Labour demands ‘deeds not words’ to tackle poverty in Scotland

Labour has demanded the Scottish Government “think about its moral responsibility” and take action to tackle poverty.

During a fiery FMQs, Richard Leonard urged the Government to urgently bring in an income for poorer families, address the two-child cap on tax credits and called for “deeds not words”.

Mr Leonard asked Deputy First Minister John Swinney: “While the Government has been delaying the income supplement, child poverty in Scotland has continued to rise. While the government has been offering up concepts, out in the real world more people are queuing up at food banks.

“Only yesterday a child poverty action group report produced by the IPPR (think-tank) concluded that the greatest reduction in poverty, relative to cost, of any single option is achieved by addressing the two-child cap.

“When will the Government at long last think about its moral responsibility? When will you finally use your powers to protect families in Scotland from the two-child cap?

“Or do you, John Swinney, still believe that families should be left to suffer in order to stop letting the Westminster government off the hook?”
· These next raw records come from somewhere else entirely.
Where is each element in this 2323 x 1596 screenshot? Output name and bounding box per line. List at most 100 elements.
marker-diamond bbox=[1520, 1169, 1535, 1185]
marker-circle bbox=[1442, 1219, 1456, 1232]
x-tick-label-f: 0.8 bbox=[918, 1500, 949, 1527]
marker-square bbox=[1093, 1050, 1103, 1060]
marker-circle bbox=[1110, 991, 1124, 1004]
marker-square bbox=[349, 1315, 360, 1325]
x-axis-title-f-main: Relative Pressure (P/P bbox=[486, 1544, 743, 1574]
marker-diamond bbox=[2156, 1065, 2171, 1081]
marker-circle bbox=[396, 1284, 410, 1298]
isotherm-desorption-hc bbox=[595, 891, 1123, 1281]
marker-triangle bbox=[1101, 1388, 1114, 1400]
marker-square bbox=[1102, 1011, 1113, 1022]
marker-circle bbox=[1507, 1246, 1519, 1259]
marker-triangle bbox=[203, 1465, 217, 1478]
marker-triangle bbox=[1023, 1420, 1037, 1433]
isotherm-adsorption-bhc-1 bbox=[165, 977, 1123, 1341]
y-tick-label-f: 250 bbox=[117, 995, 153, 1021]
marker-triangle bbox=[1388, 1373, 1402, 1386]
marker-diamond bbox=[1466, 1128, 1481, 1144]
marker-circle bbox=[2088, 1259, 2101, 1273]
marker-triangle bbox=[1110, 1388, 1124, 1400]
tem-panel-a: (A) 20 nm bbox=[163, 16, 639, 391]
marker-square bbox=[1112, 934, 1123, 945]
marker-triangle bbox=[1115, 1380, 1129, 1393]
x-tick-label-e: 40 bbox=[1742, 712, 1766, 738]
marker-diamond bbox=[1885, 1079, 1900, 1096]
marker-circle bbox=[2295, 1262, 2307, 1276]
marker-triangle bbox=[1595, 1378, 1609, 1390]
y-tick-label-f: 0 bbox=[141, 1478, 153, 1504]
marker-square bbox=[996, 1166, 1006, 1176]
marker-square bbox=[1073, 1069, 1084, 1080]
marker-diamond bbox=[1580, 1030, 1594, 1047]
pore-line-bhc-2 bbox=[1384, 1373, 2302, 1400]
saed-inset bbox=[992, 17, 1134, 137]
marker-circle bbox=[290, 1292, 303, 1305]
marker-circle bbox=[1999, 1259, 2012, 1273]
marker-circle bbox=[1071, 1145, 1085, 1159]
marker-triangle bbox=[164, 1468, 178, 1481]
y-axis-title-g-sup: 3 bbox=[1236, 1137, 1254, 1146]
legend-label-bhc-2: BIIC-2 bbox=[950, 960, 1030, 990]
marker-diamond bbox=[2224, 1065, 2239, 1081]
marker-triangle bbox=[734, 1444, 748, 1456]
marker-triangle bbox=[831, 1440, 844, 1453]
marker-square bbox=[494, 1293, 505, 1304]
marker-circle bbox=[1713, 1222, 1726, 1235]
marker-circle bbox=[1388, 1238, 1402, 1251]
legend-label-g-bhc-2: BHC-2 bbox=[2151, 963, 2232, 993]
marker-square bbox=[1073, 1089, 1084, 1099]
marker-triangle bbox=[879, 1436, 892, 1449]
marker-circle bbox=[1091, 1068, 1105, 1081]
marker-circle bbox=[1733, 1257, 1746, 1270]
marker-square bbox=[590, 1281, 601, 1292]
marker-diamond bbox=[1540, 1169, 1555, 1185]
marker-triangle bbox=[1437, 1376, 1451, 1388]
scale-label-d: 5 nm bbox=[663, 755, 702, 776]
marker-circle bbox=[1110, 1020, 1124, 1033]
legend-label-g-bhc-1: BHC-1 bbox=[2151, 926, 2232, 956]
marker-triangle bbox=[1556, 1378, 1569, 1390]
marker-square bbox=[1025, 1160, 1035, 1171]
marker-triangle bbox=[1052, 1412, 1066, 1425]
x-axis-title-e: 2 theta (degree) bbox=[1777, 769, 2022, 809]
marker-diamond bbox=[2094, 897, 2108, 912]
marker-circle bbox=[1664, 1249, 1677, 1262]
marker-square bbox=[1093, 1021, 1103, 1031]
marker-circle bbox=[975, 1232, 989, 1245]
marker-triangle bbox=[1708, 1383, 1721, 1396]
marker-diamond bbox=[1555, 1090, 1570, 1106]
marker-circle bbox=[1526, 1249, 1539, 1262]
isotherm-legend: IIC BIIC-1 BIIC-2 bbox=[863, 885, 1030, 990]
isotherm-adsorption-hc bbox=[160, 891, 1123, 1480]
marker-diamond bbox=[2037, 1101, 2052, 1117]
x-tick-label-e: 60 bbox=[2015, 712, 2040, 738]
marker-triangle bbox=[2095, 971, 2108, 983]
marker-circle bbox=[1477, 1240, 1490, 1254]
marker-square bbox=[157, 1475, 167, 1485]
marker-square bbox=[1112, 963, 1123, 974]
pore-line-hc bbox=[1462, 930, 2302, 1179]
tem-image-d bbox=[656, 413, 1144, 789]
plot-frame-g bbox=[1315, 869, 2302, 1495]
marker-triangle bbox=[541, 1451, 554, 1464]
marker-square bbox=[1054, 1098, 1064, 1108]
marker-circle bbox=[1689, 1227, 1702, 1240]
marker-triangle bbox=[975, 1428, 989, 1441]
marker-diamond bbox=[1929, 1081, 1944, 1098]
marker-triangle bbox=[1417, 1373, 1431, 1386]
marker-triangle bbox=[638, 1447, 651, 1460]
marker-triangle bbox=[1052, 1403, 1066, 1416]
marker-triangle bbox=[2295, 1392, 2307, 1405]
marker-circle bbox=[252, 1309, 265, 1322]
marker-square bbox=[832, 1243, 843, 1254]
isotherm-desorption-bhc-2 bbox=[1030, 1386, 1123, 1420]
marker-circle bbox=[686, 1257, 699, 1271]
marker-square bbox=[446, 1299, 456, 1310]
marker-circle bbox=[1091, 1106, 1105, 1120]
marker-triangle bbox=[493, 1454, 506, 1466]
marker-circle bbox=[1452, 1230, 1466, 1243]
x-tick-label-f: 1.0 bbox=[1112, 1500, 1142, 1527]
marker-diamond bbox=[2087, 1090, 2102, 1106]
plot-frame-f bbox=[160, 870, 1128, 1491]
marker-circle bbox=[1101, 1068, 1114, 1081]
Mr Swinney, standing in for Nicola Sturgeon as the First Minister attended D-Day commemorations, called suggestions that the Government was letting families suffer “an appalling accusation” and listed various schemes introduced to tackle poverty.

He said: “The Government is determined to do all it possibly can do to support individuals who live a life in poverty and to help them to work their way out that life of poverty, with active support from the Scottish Government.

“We will do more, we are determined to do more, but we have to recognise we are doing that against a whole series of pressures that come towards us arising out of welfare reform and the decisions taken by the UK Government that are deeply damaging to the lives of individuals within Scotland.”

On the issue of the income supplement, Mr Swinney said the Government would report to Parliament by the end of June with what, if any, action it would take.

The questions followed a report published by Scotland’s Poverty and Inequality Commission that called on the Scottish Government to “match ambitious words with equally ambitious action” when making economic decisions.

Mr Leonard quoted the commission’s chairman Douglas Hamilton, who said: “Despite a high level of commitment to make this new economic agenda work, very little has changed.

“There is still a lack of clarity around what inclusive growth means, making it all things to all people. As a result, it appears to be more of a concept than an approach that results in real change in people’s lives.”